The two separate coming of age stories thing that I mentioned earlier is also worth noting. Both Riley and Catherine are sort of stuck in their respective social niches. Riley is in everything but avoids leading anything until the prom committee, while Catherine is one of the popular girls but stuck with friends she isn’t really friends with and trapped by her mother’s expectations. One has to learn to lead and deal with other people’s expectations, the other has to learn to embrace what she enjoys despite expectations. It works. More so, it works while still feeling like a single cohesive  story rather than two partial stories stitched together.

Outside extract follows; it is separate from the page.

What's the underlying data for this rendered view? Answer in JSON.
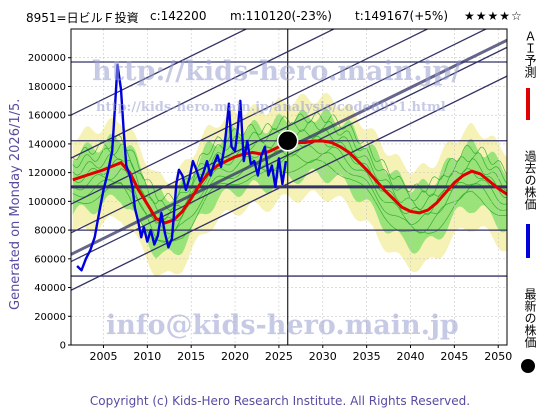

Extra special bonus points to the Catherine chapters. As the former best friend who dumped the protagonist to hang out with the popular girls, she could have easily been a one note mean girl character. Having her be the deuteragonist neatly avoids that, gives the story a character who’s invested in prom happening and has the connections to attempt things that Riley couldn’t, and makes the love story bits more interesting and satisfying. She might actually be my favorite character.

The romance aspect that generally is something that elicits an eye roll and a fair amount of disinterest in both YA and contemporary novels is present here. And it did initially get an eye roll. But then something happened. Riley kept a lid on her crush on Owen and was as good a friend as she could be, supporting his relationship with Catherine and joking around with him, listening to his ideas for Morp and spinning them into something workable. It’s a lot of fun and leaves him the one pining for what can’t be. More even than that, on Catherine’s side of things we have her realizing that her relationship with Owen isn’t what either of them really wants. The lack of an antagonist within the romance narrative works for me really well, as does the way Riley and Owen and Owen and Catherine feel like friends who care about each other instead of points on a triangle.

If I have one quibble, it’s with a bit towards the end where better communication could have avoided a lot of stress for a number of characters. But that feels both in character and like it paid off pretty well, so it’s kind of a nothing issue. If I have a second one, it’s that some of the music references felt kind of forced. That might have just been because I’d only heard of a third or so of the artists referenced though.

So, Hernandez and DiGiovanni’s Prom-Wrecked is very much not my usual cup of tea, being a YA contemporary romantic tragicomedy about the rise and fall of a canceled senior prom. It’s not the kind of book I would usually pick up or, really, give much thought. But it was absolutely the book I needed to break myself out of my reading slump. Prom-Wrecked was just fun and I’m ready to look for other things either author has written. Five out of five.